His most ambitious production was a full salsa concert at the King Alfred Ballroom on Hove seafront, where he performed as DJ Dani Jay alongside a cast of professional dancers and live Latin band Salseology.
He was able to do this because although he was found guilty of spying against British forces, he was never stripped of his UK citizenship; This means he is free to live and work in the country he betrayed.
James also holds most of the Brighton property portfolio, whose mortgages (the trial heard left him £25,000 in debt) were among his reasons for spying.
The owner of the ground floor flat and two of three others in the same building owns it, yards from Brighton Marina, on a road where a similar flat sold for £322,000 in May 2022.
He kept his properties despite being ordered to repay legal aid costs of around £250,000 after his trial found he should never have been entitled to taxpayer-funded support.
Neighbors on the quiet cul-de-sac where James lived were unaware of his past. One said: ‘I’ve lived here for four years and never heard of him.’
James, who later moved away from his family, devoted himself to teaching salsa. He held weekly classes at the King & Queen pub in Marlborough Place (pictured); here students paid as little as £3 per lesson.
He owns his ground-floor flat (pictured) and two of three others in the same building, just yards from Brighton Marina, on a road where a similar flat sold for £322,000 in May 2022.
It came after Daniel Khalife (pictured), whose mother is a former Royal Signals soldier from Iran, was sentenced to 14 years in prison at Woolwich Crown Court in February 2025 for passing secret documents and names of special forces personnel to Iranian intelligence over a two-year period.
Intelligence and security officials who remember the incident say his continued presence in the UK is an insult to those serving in Afghanistan.
Colonel Philip Ingram, a former Army intelligence officer who served in Iraq, said: ‘Daniel James was party to some of the most sensitive negotiations being held in Afghanistan, and these were being passed directly to the Iranians. This likely resulted in the deaths of Allied troops.
‘As a dual citizen, his citizenship could and should have been revoked and he should have been thrown out of the country to go and live in Iran. He let his colleagues and his country down.’

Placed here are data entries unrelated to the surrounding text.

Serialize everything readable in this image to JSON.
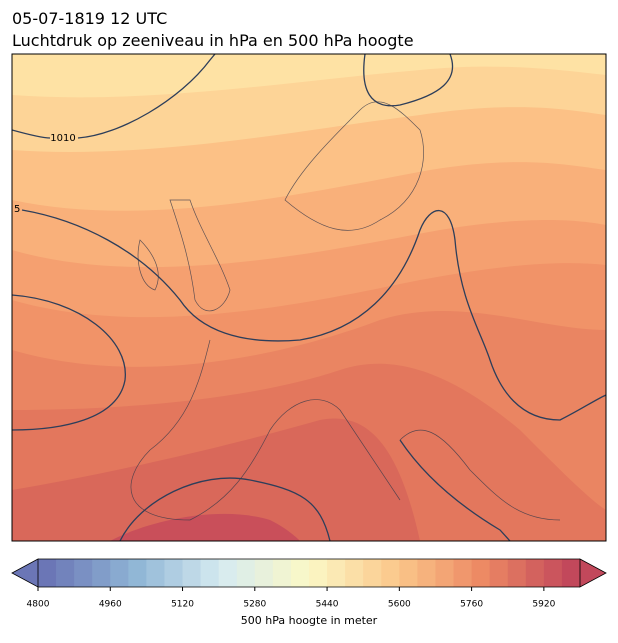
{
  "title": "05-07-1819 12 UTC",
  "subtitle": "Luchtdruk op zeeniveau in hPa en 500 hPa hoogte",
  "contour_labels": [
    "1010",
    "5"
  ],
  "colorbar": {
    "label": "500 hPa hoogte in meter",
    "lim": [
      4800,
      6000
    ],
    "step": 40,
    "ticks": [
      4800,
      4960,
      5120,
      5280,
      5440,
      5600,
      5760,
      5920
    ],
    "colormap": [
      "#6b76b6",
      "#8fb5d5",
      "#d6ebf1",
      "#fbf8c6",
      "#fbc88b",
      "#ec8863",
      "#c2485b"
    ]
  }
}
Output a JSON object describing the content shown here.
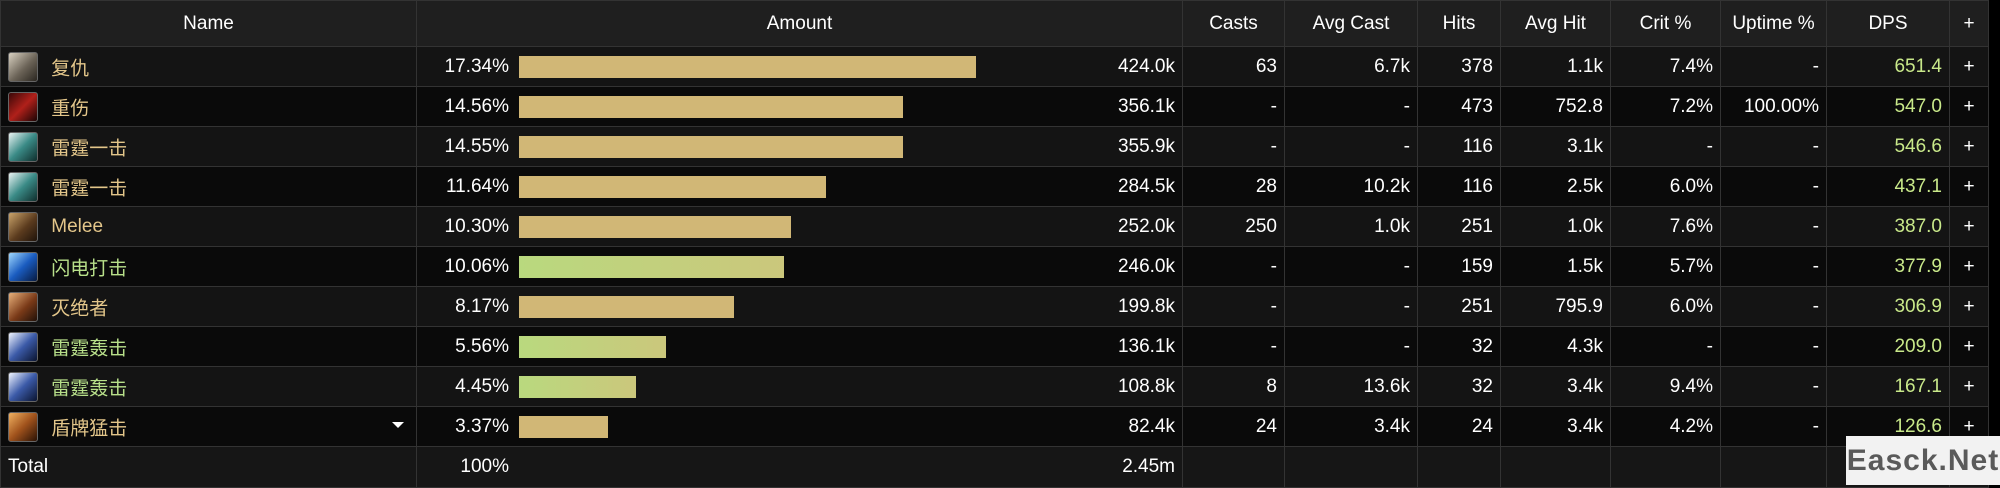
{
  "headers": {
    "name": "Name",
    "amount": "Amount",
    "casts": "Casts",
    "avg_cast": "Avg Cast",
    "hits": "Hits",
    "avg_hit": "Avg Hit",
    "crit": "Crit %",
    "uptime": "Uptime %",
    "dps": "DPS",
    "plus": "+"
  },
  "rows": [
    {
      "icon": "face-portrait-icon",
      "name": "复仇",
      "pct": "17.34%",
      "share": 17.34,
      "bar": "gold",
      "amount": "424.0k",
      "casts": "63",
      "avg_cast": "6.7k",
      "hits": "378",
      "avg_hit": "1.1k",
      "crit": "7.4%",
      "uptime": "-",
      "dps": "651.4",
      "plus": "+",
      "color": "gold"
    },
    {
      "icon": "bloody-wound-icon",
      "name": "重伤",
      "pct": "14.56%",
      "share": 14.56,
      "bar": "gold",
      "amount": "356.1k",
      "casts": "-",
      "avg_cast": "-",
      "hits": "473",
      "avg_hit": "752.8",
      "crit": "7.2%",
      "uptime": "100.00%",
      "dps": "547.0",
      "plus": "+",
      "color": "gold"
    },
    {
      "icon": "thunderclap-icon",
      "name": "雷霆一击",
      "pct": "14.55%",
      "share": 14.55,
      "bar": "gold",
      "amount": "355.9k",
      "casts": "-",
      "avg_cast": "-",
      "hits": "116",
      "avg_hit": "3.1k",
      "crit": "-",
      "uptime": "-",
      "dps": "546.6",
      "plus": "+",
      "color": "gold"
    },
    {
      "icon": "thunderclap-icon",
      "name": "雷霆一击",
      "pct": "11.64%",
      "share": 11.64,
      "bar": "gold",
      "amount": "284.5k",
      "casts": "28",
      "avg_cast": "10.2k",
      "hits": "116",
      "avg_hit": "2.5k",
      "crit": "6.0%",
      "uptime": "-",
      "dps": "437.1",
      "plus": "+",
      "color": "gold"
    },
    {
      "icon": "melee-swords-icon",
      "name": "Melee",
      "pct": "10.30%",
      "share": 10.3,
      "bar": "gold",
      "amount": "252.0k",
      "casts": "250",
      "avg_cast": "1.0k",
      "hits": "251",
      "avg_hit": "1.0k",
      "crit": "7.6%",
      "uptime": "-",
      "dps": "387.0",
      "plus": "+",
      "color": "gold"
    },
    {
      "icon": "lightning-strike-icon",
      "name": "闪电打击",
      "pct": "10.06%",
      "share": 10.06,
      "bar": "green",
      "amount": "246.0k",
      "casts": "-",
      "avg_cast": "-",
      "hits": "159",
      "avg_hit": "1.5k",
      "crit": "5.7%",
      "uptime": "-",
      "dps": "377.9",
      "plus": "+",
      "color": "green"
    },
    {
      "icon": "annihilator-blade-icon",
      "name": "灭绝者",
      "pct": "8.17%",
      "share": 8.17,
      "bar": "gold",
      "amount": "199.8k",
      "casts": "-",
      "avg_cast": "-",
      "hits": "251",
      "avg_hit": "795.9",
      "crit": "6.0%",
      "uptime": "-",
      "dps": "306.9",
      "plus": "+",
      "color": "gold"
    },
    {
      "icon": "thunder-blast-icon",
      "name": "雷霆轰击",
      "pct": "5.56%",
      "share": 5.56,
      "bar": "green",
      "amount": "136.1k",
      "casts": "-",
      "avg_cast": "-",
      "hits": "32",
      "avg_hit": "4.3k",
      "crit": "-",
      "uptime": "-",
      "dps": "209.0",
      "plus": "+",
      "color": "green"
    },
    {
      "icon": "thunder-blast-icon",
      "name": "雷霆轰击",
      "pct": "4.45%",
      "share": 4.45,
      "bar": "green",
      "amount": "108.8k",
      "casts": "8",
      "avg_cast": "13.6k",
      "hits": "32",
      "avg_hit": "3.4k",
      "crit": "9.4%",
      "uptime": "-",
      "dps": "167.1",
      "plus": "+",
      "color": "green"
    },
    {
      "icon": "shield-slam-icon",
      "name": "盾牌猛击",
      "pct": "3.37%",
      "share": 3.37,
      "bar": "gold",
      "amount": "82.4k",
      "casts": "24",
      "avg_cast": "3.4k",
      "hits": "24",
      "avg_hit": "3.4k",
      "crit": "4.2%",
      "uptime": "-",
      "dps": "126.6",
      "plus": "+",
      "color": "gold",
      "dropdown": true
    }
  ],
  "total": {
    "label": "Total",
    "pct": "100%",
    "amount": "2.45m"
  },
  "watermark": "Easck.Net"
}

Professor Anthony Glees, a national security expert at the University of Buckingham, added: ‘His shamelessness is abhorrent to decent people. He shouldn’t be teaching salsa in Brighton, he should be living in exile in Tehran.
‘The sentence was insultingly mild. ‘There was a real chance of people dying because of his espionage and a ten-year prison sentence for every British soldier who fought and died against the Taliban and indeed Iran was a crime.’
Parliament’s Intelligence and Security Committee warned last year that Iran posed one of the most serious state-based threats to Britain’s national security.
In his annual threat update last October, MI5 director-general Sir Ken McCallum revealed that the service was tracking more than 20 potentially lethal Iran-backed plots in a single year; He warned that the Islamic Revolutionary Guard Corps widely used low-level criminals as proxies to conduct operations on British soil.
In February 2025, Daniel Khalife, whose mother is a former Royal Signals soldier from Iran, was sentenced to 14 years in prison at Woolwich Crown Court for passing secret documents and names of special forces personnel to Iranian intelligence over a two-year period.